CREATE TABLE student (id INT, name STRING, age INT)
TBLPROPERTIES (delta.enableChangeDataFeed = true)
Note
If you turn off legacy change data feed for any interval of time and then turn it on again, the interval will not be queryable. Use automatic change data feed to query changes during the interval. See Automatic change data feed.
Existing table
Set the table property delta.enableChangeDataFeed = true in the ALTER TABLE command.
ALTER TABLE myDeltaTable
SET TBLPROPERTIES (delta.enableChangeDataFeed = true)
Storage considerations
Managed tables record data changes efficiently and might use other features to optimize storage layout.
With legacy change data feed, you must consider the following storage behavior:
- You might see small increase in storage costs because changes might be recorded in separate files.
- Some operations, such as insert-only or full-partition deletions, don't generate change data files. Azure Databricks computes the change data feed directly from the transaction log.
- Change data files use the table's retention policy. The
VACUUMcommand deletes change data files, and changes from the transaction log use checkpoint retention policy.
Databricks recommends that you don't attempt to reconstruct the change data feed by directly querying change data files. Always use Delta Lake and Apache Iceberg APIs.
Limitations
Consider the following limitations for change data feeds:
Tables with column mapping
With column mapping enabled on a Delta Lake table, you can drop or rename columns without rewriting data files. See Rename and drop columns with Delta Lake column mapping.
However, change data feeds have limitations after non-additive schema changes. Non-additive schema changes include the following operations:
- Rename or drop columns.
- Alter column data types.
- Alter column nullability, such as with
ALTER COLUMN ... SET NOT NULL. See Set aNOT NULLconstraint in Azure Databricks.
You can't read change data feeds for a transaction or range in which a non-additive schema change occurs.

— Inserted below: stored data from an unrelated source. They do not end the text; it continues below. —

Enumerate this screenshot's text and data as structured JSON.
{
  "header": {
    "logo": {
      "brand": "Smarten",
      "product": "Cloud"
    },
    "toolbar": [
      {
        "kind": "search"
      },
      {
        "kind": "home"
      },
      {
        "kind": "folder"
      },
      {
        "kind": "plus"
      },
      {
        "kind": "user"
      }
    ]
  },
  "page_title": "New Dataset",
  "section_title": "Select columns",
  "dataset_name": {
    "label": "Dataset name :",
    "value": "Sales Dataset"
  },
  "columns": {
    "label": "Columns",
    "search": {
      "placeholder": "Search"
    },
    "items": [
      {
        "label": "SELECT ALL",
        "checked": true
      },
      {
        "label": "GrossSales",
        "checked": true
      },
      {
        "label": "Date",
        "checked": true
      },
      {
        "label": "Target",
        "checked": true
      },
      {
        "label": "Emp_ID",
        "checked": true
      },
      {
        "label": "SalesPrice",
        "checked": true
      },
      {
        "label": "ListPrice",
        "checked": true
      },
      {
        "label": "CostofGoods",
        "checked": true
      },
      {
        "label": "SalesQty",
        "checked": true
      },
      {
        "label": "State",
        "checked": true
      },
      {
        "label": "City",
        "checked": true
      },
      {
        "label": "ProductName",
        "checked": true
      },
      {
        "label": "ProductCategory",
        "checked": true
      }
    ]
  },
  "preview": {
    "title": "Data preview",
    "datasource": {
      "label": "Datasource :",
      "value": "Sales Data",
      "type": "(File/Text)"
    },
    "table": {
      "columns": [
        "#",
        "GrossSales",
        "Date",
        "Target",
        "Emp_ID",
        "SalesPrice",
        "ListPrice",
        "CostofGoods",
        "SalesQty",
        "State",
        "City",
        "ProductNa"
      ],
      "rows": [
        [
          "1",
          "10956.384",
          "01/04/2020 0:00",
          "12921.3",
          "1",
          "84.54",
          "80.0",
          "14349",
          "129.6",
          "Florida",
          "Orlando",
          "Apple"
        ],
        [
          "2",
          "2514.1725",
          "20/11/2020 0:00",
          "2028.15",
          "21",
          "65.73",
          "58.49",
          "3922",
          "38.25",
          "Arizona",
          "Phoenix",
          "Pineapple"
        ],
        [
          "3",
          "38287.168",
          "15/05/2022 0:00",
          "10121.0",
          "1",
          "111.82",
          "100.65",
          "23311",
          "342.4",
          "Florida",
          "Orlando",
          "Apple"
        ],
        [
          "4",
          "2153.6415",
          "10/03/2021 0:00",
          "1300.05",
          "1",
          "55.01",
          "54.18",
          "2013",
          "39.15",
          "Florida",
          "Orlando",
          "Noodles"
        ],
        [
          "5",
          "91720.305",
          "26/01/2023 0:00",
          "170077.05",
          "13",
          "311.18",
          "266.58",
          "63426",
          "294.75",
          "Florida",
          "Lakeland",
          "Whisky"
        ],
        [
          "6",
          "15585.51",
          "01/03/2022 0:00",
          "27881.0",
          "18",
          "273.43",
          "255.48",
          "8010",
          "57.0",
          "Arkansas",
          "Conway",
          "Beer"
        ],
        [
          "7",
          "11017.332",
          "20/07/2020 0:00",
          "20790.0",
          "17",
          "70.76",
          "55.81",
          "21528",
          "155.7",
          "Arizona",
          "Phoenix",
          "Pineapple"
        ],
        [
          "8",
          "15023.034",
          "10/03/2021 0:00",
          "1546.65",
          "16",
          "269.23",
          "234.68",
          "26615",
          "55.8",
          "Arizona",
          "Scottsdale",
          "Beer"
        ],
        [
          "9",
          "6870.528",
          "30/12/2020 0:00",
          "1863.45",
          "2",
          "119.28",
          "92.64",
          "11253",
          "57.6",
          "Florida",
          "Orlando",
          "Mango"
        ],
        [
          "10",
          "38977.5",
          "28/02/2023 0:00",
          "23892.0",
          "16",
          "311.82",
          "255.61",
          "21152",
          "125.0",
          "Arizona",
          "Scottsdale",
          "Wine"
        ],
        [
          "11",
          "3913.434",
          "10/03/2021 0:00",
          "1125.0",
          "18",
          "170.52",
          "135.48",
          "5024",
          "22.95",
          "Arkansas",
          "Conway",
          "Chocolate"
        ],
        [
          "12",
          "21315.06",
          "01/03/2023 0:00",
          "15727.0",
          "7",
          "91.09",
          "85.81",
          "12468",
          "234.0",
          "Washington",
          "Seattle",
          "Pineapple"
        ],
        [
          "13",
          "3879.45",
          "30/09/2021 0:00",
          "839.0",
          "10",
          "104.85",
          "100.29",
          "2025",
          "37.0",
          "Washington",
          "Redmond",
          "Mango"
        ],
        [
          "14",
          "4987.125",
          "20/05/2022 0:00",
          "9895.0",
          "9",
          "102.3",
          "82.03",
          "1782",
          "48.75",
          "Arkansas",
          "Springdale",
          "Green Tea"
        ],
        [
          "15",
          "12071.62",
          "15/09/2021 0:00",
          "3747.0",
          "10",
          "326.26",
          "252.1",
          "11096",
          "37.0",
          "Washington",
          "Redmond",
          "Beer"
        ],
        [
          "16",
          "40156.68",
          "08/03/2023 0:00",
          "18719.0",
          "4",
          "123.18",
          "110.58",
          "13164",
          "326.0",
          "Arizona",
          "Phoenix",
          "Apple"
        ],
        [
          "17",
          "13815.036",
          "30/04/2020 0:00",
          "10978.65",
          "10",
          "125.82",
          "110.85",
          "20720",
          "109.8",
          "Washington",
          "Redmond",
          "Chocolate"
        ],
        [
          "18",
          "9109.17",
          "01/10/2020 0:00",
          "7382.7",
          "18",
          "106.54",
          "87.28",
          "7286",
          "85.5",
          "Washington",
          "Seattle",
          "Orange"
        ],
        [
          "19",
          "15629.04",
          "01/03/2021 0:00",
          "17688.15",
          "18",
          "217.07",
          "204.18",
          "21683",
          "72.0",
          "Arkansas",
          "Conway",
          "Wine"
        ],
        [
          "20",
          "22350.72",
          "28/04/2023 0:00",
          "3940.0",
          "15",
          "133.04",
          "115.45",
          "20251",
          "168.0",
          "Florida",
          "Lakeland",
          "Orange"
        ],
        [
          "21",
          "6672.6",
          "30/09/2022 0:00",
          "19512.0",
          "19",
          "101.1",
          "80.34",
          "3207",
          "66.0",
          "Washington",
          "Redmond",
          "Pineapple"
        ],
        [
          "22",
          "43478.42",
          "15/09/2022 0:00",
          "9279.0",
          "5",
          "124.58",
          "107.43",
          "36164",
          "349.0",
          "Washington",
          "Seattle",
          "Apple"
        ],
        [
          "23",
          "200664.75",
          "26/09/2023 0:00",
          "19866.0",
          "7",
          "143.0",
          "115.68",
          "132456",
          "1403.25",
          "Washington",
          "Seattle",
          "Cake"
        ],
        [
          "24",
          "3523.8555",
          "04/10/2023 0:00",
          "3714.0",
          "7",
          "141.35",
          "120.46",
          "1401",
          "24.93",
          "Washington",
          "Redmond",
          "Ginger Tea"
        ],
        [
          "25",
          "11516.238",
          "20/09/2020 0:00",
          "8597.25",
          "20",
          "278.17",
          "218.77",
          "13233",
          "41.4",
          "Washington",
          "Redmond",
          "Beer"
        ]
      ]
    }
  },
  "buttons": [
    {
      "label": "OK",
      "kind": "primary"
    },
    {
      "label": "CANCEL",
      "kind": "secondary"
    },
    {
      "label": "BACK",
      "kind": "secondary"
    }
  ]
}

To allow for non-additive schema changes before or after the specified range of batch reads, queries use the schema of the range's end version rather than the latest table version. Queries still fail if the version range spans a non-additive schema change.
Automatic change data feed
- Because change data feed isn't supported in the Apache Iceberg spec, external Iceberg clients can't query automatic change data feed. See the Iceberg table spec.
- For multi-statement transactions, if the source table was modified during the transaction, automatic change data feed isn't supported.
- Automatic change data feed isn't supported on tables with row filters or column masks. See Row filters and column masks.
- Change data feed queries can't span table versions where a non-additive schema change occurred, such as a column rename, drop, or data type change. Split the query into ranges before and after the schema change.